Welcome back. While I wait for my file on the accident (December 4) to be retrieved by the MRC des Collines police, I placed calls to two local people, experts on the trucking of manure. For those who are coming in late to this, see my previous "slippery" stories archived here.

First I called a man who owns a business that provides septic tank services among other things. He was particularly helpful and patient, I must say.

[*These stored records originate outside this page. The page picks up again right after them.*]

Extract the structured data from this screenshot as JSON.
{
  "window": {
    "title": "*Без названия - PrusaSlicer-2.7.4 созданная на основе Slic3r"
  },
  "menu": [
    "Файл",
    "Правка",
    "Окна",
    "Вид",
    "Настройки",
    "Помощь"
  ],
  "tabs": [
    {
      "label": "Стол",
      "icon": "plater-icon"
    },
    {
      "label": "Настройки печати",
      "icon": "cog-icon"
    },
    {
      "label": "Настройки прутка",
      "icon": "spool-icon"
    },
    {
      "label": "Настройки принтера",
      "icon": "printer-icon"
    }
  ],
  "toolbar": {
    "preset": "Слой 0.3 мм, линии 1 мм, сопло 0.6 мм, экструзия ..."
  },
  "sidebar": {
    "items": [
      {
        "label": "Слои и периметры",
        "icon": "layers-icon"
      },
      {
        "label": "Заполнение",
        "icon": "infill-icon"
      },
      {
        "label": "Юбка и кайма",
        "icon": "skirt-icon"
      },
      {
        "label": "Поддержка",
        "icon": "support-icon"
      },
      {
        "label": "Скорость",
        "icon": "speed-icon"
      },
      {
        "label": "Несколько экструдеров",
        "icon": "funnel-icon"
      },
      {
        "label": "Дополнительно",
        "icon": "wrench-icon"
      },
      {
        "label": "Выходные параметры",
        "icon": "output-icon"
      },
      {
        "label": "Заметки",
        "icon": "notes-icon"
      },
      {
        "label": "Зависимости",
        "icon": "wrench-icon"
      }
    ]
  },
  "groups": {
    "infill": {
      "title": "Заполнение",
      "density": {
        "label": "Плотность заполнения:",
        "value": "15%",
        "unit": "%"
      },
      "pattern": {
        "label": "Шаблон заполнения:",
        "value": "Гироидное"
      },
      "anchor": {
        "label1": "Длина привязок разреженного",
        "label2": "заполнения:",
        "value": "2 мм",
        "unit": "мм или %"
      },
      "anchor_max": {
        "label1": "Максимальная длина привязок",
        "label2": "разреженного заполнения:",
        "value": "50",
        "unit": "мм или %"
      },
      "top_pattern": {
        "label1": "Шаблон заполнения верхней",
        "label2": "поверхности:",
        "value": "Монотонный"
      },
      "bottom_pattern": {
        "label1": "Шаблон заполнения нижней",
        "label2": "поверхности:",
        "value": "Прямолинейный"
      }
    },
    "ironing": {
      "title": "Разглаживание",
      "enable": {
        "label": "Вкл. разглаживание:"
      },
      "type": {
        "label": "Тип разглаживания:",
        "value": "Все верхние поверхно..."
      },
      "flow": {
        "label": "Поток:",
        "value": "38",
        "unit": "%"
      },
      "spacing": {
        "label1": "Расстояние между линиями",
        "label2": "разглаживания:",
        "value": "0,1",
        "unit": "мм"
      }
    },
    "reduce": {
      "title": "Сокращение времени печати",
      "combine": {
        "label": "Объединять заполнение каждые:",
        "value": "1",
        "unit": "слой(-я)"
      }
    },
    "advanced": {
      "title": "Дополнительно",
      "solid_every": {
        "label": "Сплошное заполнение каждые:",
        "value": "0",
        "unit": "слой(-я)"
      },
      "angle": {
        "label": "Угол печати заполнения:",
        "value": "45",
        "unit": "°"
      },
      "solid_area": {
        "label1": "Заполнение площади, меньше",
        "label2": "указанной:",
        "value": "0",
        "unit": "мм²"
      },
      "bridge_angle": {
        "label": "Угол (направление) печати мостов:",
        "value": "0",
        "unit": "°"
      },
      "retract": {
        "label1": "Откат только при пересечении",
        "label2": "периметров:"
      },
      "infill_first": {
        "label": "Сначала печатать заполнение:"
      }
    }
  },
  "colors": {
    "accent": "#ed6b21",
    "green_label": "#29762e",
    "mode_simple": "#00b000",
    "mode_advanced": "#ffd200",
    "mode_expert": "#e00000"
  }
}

He told me that the appearance of septic waste totally depends on how many people use the tank and how often it is emptied: a heavily used tank could contain heavy black solids, a less-used tank would have a lot more watery material. Companies west of Gatineau generally truck the waste to UTEau at the Pontiac Industrial Park situated in the Municipality of Litchfield (often mistakenly identified as being in Portage-du-Fort). Septic waste trucking services based on the other side of Gatineau are more likely to use more locally-based waste treatment sites, except for one in particular that actually owns the UTEau site and so transports waste from the Montebello area across the city to the Pontiac.

When asked about the possibility of a leak, his response was, at first, adamant: it is not possible. The tank must be able to maintain an unbroken vacuum in order for the pump to operate, both to suck up the load and afterwards to discharge it. Later, another thought occurred: if the truck has a release control in the cab, an accidental spill could occur.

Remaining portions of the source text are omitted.